2.7.2 Statistical correction
One function is available for statistical correction of meteorological data series (i.e., one function for each data structure). Function
correctionpoints() performs statistical correction of weather data series on a set of locations and it returns an object of class
SpatialPointsMeteorology containing corrected weather predictions. Statistical correction requires an object of class
MeteorologyUncorrectedData, which contains the X-Y coordinates and the coarse-scale meteorological data to be corrected, which includes a reference (historic) period and projected (e.g. future) period:
## Class "MeteorologyUncorrectedData" [package "meteoland"] ## ## Slots: ## ## Name: coords reference_data projection_data params dates bbox ## Class: matrix ANY ANY list Date matrix ## ## Name: proj4string ## Class: CRS ## ## Extends: ## Class "MeteorologyProcedureData", directly ## Class "Spatial", by class "MeteorologyProcedureData", distance 2
The reference (historical) period is compared with observed meteorological data of the same period, and the routine uses this information to correct the projected (e.g. future) period. Therefore, apart from the
MeteorologyUncorrectedData object, the correction function requires accurate meteorological data (for a set of spatial points or a grid). Normally, these data will be the result of spatial interpolation.
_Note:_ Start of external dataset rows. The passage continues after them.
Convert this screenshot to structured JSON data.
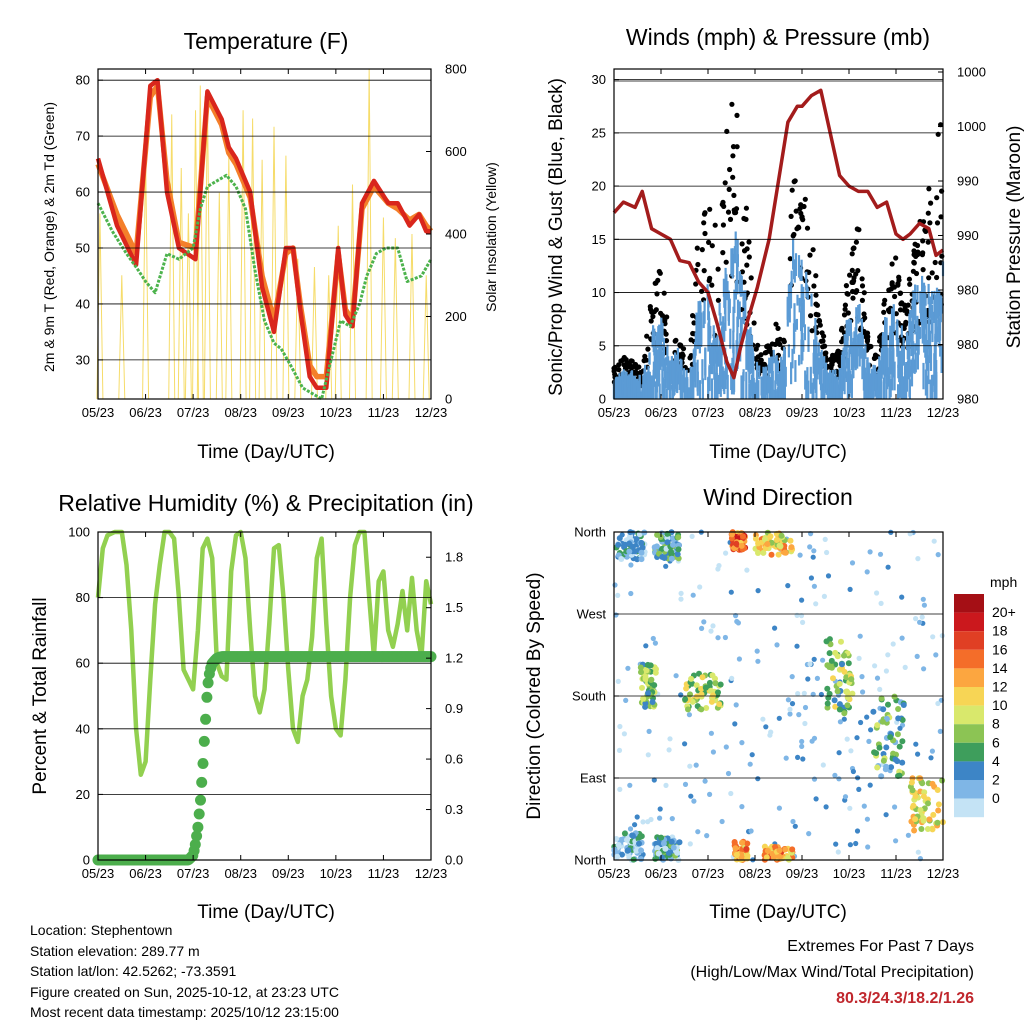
{
  "chart_data": [
    {
      "type": "line",
      "title": "Temperature (F)",
      "xlabel": "Time (Day/UTC)",
      "ylabel": "2m & 9m T (Red, Orange) & 2m Td (Green)",
      "ylabel_right": "Solar Insolation (Yellow)",
      "x_ticks": [
        "05/23",
        "06/23",
        "07/23",
        "08/23",
        "09/23",
        "10/23",
        "11/23",
        "12/23"
      ],
      "ylim": [
        23,
        82
      ],
      "y_ticks": [
        30,
        40,
        50,
        60,
        70,
        80
      ],
      "ylim_right": [
        0,
        800
      ],
      "y_ticks_right": [
        0,
        200,
        400,
        600,
        800
      ],
      "series": [
        {
          "name": "2m T",
          "color": "#d9261c",
          "x": [
            0,
            0.4,
            0.8,
            1.1,
            1.25,
            1.45,
            1.7,
            2.05,
            2.3,
            2.6,
            2.75,
            2.9,
            3.2,
            3.45,
            3.7,
            3.95,
            4.1,
            4.25,
            4.45,
            4.6,
            4.8,
            5.05,
            5.2,
            5.35,
            5.55,
            5.8,
            6.1,
            6.3,
            6.55,
            6.75,
            6.9,
            7.0
          ],
          "values": [
            66,
            54,
            47,
            79,
            80,
            60,
            50,
            48,
            78,
            73,
            68,
            66,
            60,
            43,
            35,
            50,
            50,
            39,
            27,
            25,
            25,
            50,
            38,
            36,
            58,
            62,
            58,
            58,
            54,
            56,
            53,
            53
          ]
        },
        {
          "name": "9m T",
          "color": "#f47f2a",
          "x": [
            0,
            0.4,
            0.8,
            1.1,
            1.25,
            1.45,
            1.7,
            2.05,
            2.3,
            2.6,
            2.75,
            2.9,
            3.2,
            3.45,
            3.7,
            3.95,
            4.1,
            4.25,
            4.45,
            4.6,
            4.8,
            5.05,
            5.2,
            5.35,
            5.55,
            5.8,
            6.1,
            6.3,
            6.55,
            6.75,
            6.9,
            7.0
          ],
          "values": [
            65,
            56,
            49,
            77,
            79,
            62,
            51,
            50,
            77,
            72,
            67,
            65,
            59,
            45,
            37,
            49,
            50,
            40,
            29,
            27,
            27,
            49,
            39,
            37,
            57,
            61,
            58,
            57,
            55,
            56,
            54,
            53
          ]
        },
        {
          "name": "2m Td",
          "color": "#4db34d",
          "x": [
            0,
            0.3,
            0.6,
            0.85,
            1.0,
            1.2,
            1.45,
            1.7,
            2.0,
            2.15,
            2.3,
            2.5,
            2.7,
            2.9,
            3.1,
            3.3,
            3.5,
            3.7,
            3.85,
            4.05,
            4.3,
            4.5,
            4.7,
            4.9,
            5.1,
            5.3,
            5.5,
            5.65,
            5.85,
            6.05,
            6.3,
            6.5,
            6.8,
            7.0
          ],
          "values": [
            58,
            53,
            49,
            46,
            44,
            42,
            49,
            48,
            50,
            57,
            61,
            62,
            63,
            61,
            57,
            46,
            37,
            33,
            32,
            29,
            25,
            24,
            23,
            30,
            37,
            36,
            40,
            45,
            49,
            50,
            50,
            44,
            45,
            48
          ]
        }
      ],
      "insolation_peaks": [
        {
          "x": 0.04,
          "value": 450
        },
        {
          "x": 0.5,
          "value": 300
        },
        {
          "x": 1.0,
          "value": 600
        },
        {
          "x": 1.55,
          "value": 690
        },
        {
          "x": 1.75,
          "value": 560
        },
        {
          "x": 1.9,
          "value": 450
        },
        {
          "x": 2.05,
          "value": 700
        },
        {
          "x": 2.15,
          "value": 760
        },
        {
          "x": 2.3,
          "value": 740
        },
        {
          "x": 2.55,
          "value": 500
        },
        {
          "x": 2.75,
          "value": 590
        },
        {
          "x": 3.05,
          "value": 700
        },
        {
          "x": 3.25,
          "value": 680
        },
        {
          "x": 3.45,
          "value": 580
        },
        {
          "x": 3.7,
          "value": 660
        },
        {
          "x": 3.95,
          "value": 590
        },
        {
          "x": 4.2,
          "value": 340
        },
        {
          "x": 4.55,
          "value": 320
        },
        {
          "x": 4.85,
          "value": 300
        },
        {
          "x": 5.05,
          "value": 420
        },
        {
          "x": 5.35,
          "value": 520
        },
        {
          "x": 5.7,
          "value": 800
        },
        {
          "x": 6.0,
          "value": 440
        },
        {
          "x": 6.25,
          "value": 390
        },
        {
          "x": 6.6,
          "value": 400
        },
        {
          "x": 6.9,
          "value": 300
        }
      ]
    },
    {
      "type": "scatter",
      "title": "Winds (mph) & Pressure (mb)",
      "xlabel": "Time (Day/UTC)",
      "ylabel": "Sonic/Prop Wind & Gust (Blue, Black)",
      "ylabel_right": "Station Pressure (Maroon)",
      "x_ticks": [
        "05/23",
        "06/23",
        "07/23",
        "08/23",
        "09/23",
        "10/23",
        "11/23",
        "12/23"
      ],
      "ylim": [
        0,
        31
      ],
      "y_ticks": [
        0,
        5,
        10,
        15,
        20,
        25,
        30
      ],
      "y_ticks_right": [
        "980",
        "980",
        "980",
        "990",
        "990",
        "1000",
        "1000"
      ],
      "pressure": {
        "name": "Station Pressure",
        "color": "#a31c1c",
        "x": [
          0,
          0.2,
          0.45,
          0.6,
          0.8,
          1.0,
          1.2,
          1.4,
          1.6,
          1.8,
          2.0,
          2.2,
          2.4,
          2.55,
          2.7,
          2.85,
          3.05,
          3.3,
          3.5,
          3.7,
          3.9,
          4.0,
          4.2,
          4.4,
          4.6,
          4.8,
          5.0,
          5.2,
          5.4,
          5.6,
          5.8,
          6.0,
          6.15,
          6.3,
          6.5,
          6.7,
          6.85,
          7.0
        ],
        "values": [
          17.5,
          18.5,
          18.0,
          19.5,
          16.0,
          15.5,
          15.0,
          13.0,
          12.8,
          11.0,
          10.0,
          7.0,
          3.5,
          2.0,
          5.0,
          7.5,
          10.5,
          15.0,
          20.5,
          26.0,
          27.5,
          27.5,
          28.5,
          29.0,
          25.0,
          21.0,
          20.0,
          19.5,
          19.5,
          18.0,
          18.5,
          15.5,
          15.0,
          15.5,
          16.5,
          16.0,
          13.5,
          14.0
        ]
      },
      "sonic_envelope": {
        "name": "Sonic/Prop Wind",
        "color": "#5b9bd5",
        "x": [
          0,
          0.2,
          0.4,
          0.6,
          0.8,
          1.0,
          1.2,
          1.4,
          1.6,
          1.8,
          2.0,
          2.2,
          2.4,
          2.6,
          2.8,
          3.0,
          3.2,
          3.4,
          3.6,
          3.8,
          4.0,
          4.2,
          4.4,
          4.6,
          4.8,
          5.0,
          5.2,
          5.4,
          5.6,
          5.8,
          6.0,
          6.2,
          6.4,
          6.6,
          6.8,
          7.0
        ],
        "values": [
          2,
          3,
          3,
          2,
          7,
          8,
          4,
          5,
          2,
          10,
          11,
          8,
          13,
          17,
          11,
          4,
          3,
          5,
          4,
          16,
          14,
          10,
          5,
          3,
          3,
          9,
          10,
          4,
          3,
          9,
          10,
          6,
          11,
          12,
          10,
          13
        ]
      },
      "gust_envelope": {
        "name": "Gust",
        "color": "#000000",
        "x": [
          0,
          0.2,
          0.4,
          0.6,
          0.8,
          1.0,
          1.2,
          1.4,
          1.6,
          1.8,
          2.0,
          2.2,
          2.4,
          2.6,
          2.8,
          3.0,
          3.2,
          3.4,
          3.6,
          3.8,
          4.0,
          4.2,
          4.4,
          4.6,
          4.8,
          5.0,
          5.2,
          5.4,
          5.6,
          5.8,
          6.0,
          6.2,
          6.4,
          6.6,
          6.8,
          7.0
        ],
        "values": [
          3,
          4,
          4,
          3,
          10,
          13,
          5,
          6,
          3,
          17,
          24,
          15,
          27,
          29,
          20,
          6,
          4,
          8,
          6,
          22,
          21,
          16,
          7,
          4,
          5,
          13,
          17,
          6,
          4,
          11,
          14,
          9,
          15,
          18,
          22,
          28
        ]
      }
    },
    {
      "type": "line",
      "title": "Relative Humidity (%) & Precipitation (in)",
      "xlabel": "Time (Day/UTC)",
      "ylabel": "Percent & Total Rainfall",
      "x_ticks": [
        "05/23",
        "06/23",
        "07/23",
        "08/23",
        "09/23",
        "10/23",
        "11/23",
        "12/23"
      ],
      "ylim": [
        0,
        100
      ],
      "y_ticks": [
        0,
        20,
        40,
        60,
        80,
        100
      ],
      "y_ticks_right": [
        "0.0",
        "0.3",
        "0.6",
        "0.9",
        "1.2",
        "1.5",
        "1.8"
      ],
      "series": [
        {
          "name": "Relative Humidity",
          "color": "#92d050",
          "x": [
            0,
            0.1,
            0.2,
            0.35,
            0.5,
            0.6,
            0.7,
            0.8,
            0.9,
            1.0,
            1.1,
            1.2,
            1.3,
            1.4,
            1.5,
            1.6,
            1.7,
            1.8,
            1.9,
            2.0,
            2.1,
            2.2,
            2.3,
            2.4,
            2.5,
            2.6,
            2.7,
            2.8,
            2.9,
            3.0,
            3.1,
            3.2,
            3.3,
            3.4,
            3.5,
            3.6,
            3.7,
            3.8,
            3.9,
            4.0,
            4.1,
            4.2,
            4.3,
            4.4,
            4.5,
            4.6,
            4.7,
            4.8,
            4.9,
            5.0,
            5.1,
            5.2,
            5.3,
            5.4,
            5.5,
            5.6,
            5.7,
            5.8,
            5.9,
            6.0,
            6.1,
            6.2,
            6.3,
            6.4,
            6.5,
            6.6,
            6.7,
            6.8,
            6.9,
            7.0
          ],
          "values": [
            80,
            95,
            99,
            100,
            100,
            90,
            70,
            40,
            26,
            30,
            55,
            78,
            90,
            100,
            100,
            98,
            80,
            58,
            55,
            52,
            70,
            95,
            98,
            92,
            60,
            56,
            55,
            88,
            99,
            100,
            92,
            70,
            50,
            45,
            52,
            72,
            95,
            96,
            80,
            58,
            40,
            36,
            50,
            55,
            68,
            92,
            98,
            72,
            50,
            40,
            38,
            55,
            80,
            96,
            100,
            100,
            80,
            62,
            85,
            88,
            70,
            65,
            72,
            82,
            70,
            86,
            70,
            62,
            85,
            78
          ]
        },
        {
          "name": "Total Rainfall",
          "color": "#4cae4c",
          "axis": "right",
          "x": [
            0,
            0.5,
            1.0,
            1.5,
            1.9,
            2.0,
            2.05,
            2.1,
            2.15,
            2.2,
            2.25,
            2.3,
            2.35,
            2.4,
            2.5,
            2.6,
            3.0,
            4.0,
            5.0,
            6.0,
            7.0
          ],
          "values": [
            0,
            0,
            0,
            0,
            0,
            0.03,
            0.1,
            0.2,
            0.35,
            0.55,
            0.8,
            1.05,
            1.15,
            1.2,
            1.23,
            1.24,
            1.24,
            1.24,
            1.24,
            1.24,
            1.24
          ]
        }
      ]
    },
    {
      "type": "scatter",
      "title": "Wind Direction",
      "xlabel": "Time (Day/UTC)",
      "ylabel": "Direction (Colored By Speed)",
      "x_ticks": [
        "05/23",
        "06/23",
        "07/23",
        "08/23",
        "09/23",
        "10/23",
        "11/23",
        "12/23"
      ],
      "y_ticks": [
        "North",
        "East",
        "South",
        "West",
        "North"
      ],
      "ylim": [
        0,
        360
      ],
      "colorbar": {
        "title": "mph",
        "labels": [
          "20+",
          "18",
          "16",
          "14",
          "12",
          "10",
          "8",
          "6",
          "4",
          "2",
          "0"
        ],
        "colors": [
          "#a50f15",
          "#cb181d",
          "#e03f24",
          "#f46d29",
          "#fca640",
          "#f7d555",
          "#d9e86c",
          "#8cc454",
          "#3e9e5c",
          "#3d85c6",
          "#7fb6e6",
          "#c4e3f5"
        ]
      },
      "clusters": [
        {
          "x": [
            0.0,
            0.6
          ],
          "dir": [
            0,
            30
          ],
          "speed": 3
        },
        {
          "x": [
            0.05,
            0.7
          ],
          "dir": [
            330,
            360
          ],
          "speed": 3
        },
        {
          "x": [
            0.85,
            1.4
          ],
          "dir": [
            0,
            25
          ],
          "speed": 4
        },
        {
          "x": [
            0.85,
            1.4
          ],
          "dir": [
            330,
            360
          ],
          "speed": 4
        },
        {
          "x": [
            0.55,
            0.9
          ],
          "dir": [
            165,
            215
          ],
          "speed": 7
        },
        {
          "x": [
            1.5,
            2.3
          ],
          "dir": [
            165,
            205
          ],
          "speed": 9
        },
        {
          "x": [
            2.5,
            2.8
          ],
          "dir": [
            340,
            360
          ],
          "speed": 16
        },
        {
          "x": [
            2.55,
            2.85
          ],
          "dir": [
            0,
            20
          ],
          "speed": 14
        },
        {
          "x": [
            3.0,
            3.8
          ],
          "dir": [
            335,
            360
          ],
          "speed": 12
        },
        {
          "x": [
            3.2,
            3.8
          ],
          "dir": [
            0,
            15
          ],
          "speed": 14
        },
        {
          "x": [
            4.5,
            5.1
          ],
          "dir": [
            160,
            245
          ],
          "speed": 8
        },
        {
          "x": [
            5.5,
            6.2
          ],
          "dir": [
            90,
            180
          ],
          "speed": 6
        },
        {
          "x": [
            6.3,
            7.0
          ],
          "dir": [
            30,
            90
          ],
          "speed": 11
        }
      ]
    }
  ],
  "info": {
    "location": "Location: Stephentown",
    "elevation": "Station elevation: 289.77 m",
    "latlon": "Station lat/lon: 42.5262; -73.3591",
    "created": "Figure created on Sun, 2025-10-12, at 23:23 UTC",
    "latest": "Most recent data timestamp: 2025/10/12 23:15:00"
  },
  "extremes": {
    "title": "Extremes For Past 7 Days",
    "subtitle": "(High/Low/Max Wind/Total Precipitation)",
    "values": "80.3/24.3/18.2/1.26"
  }
}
As before, when calling functions
correctionpoints(), the user may require the outputs to be written into the file system, instead of being returned in memory. The options are the same as described for interpolation.
correctionpoints.errors() was included in the package to evaluate the errors of the less accurate and more accurate series. Comparisons can be made before and after applying statistical corrections. In the latter case, cross-validation is also available. Details of correction routines are described in chapter 5.
2.7.3 Weather generation
weathergeneration() can be used to generate synthetic weather series for a range of inputs, including a (non-spatial) data frame (corresponding to weather series of a single location) as well as objects of classes
SpatialGridDataFrame. The output of the function is of the same class as the input object. Weather generation algorithms are described in chapter 7.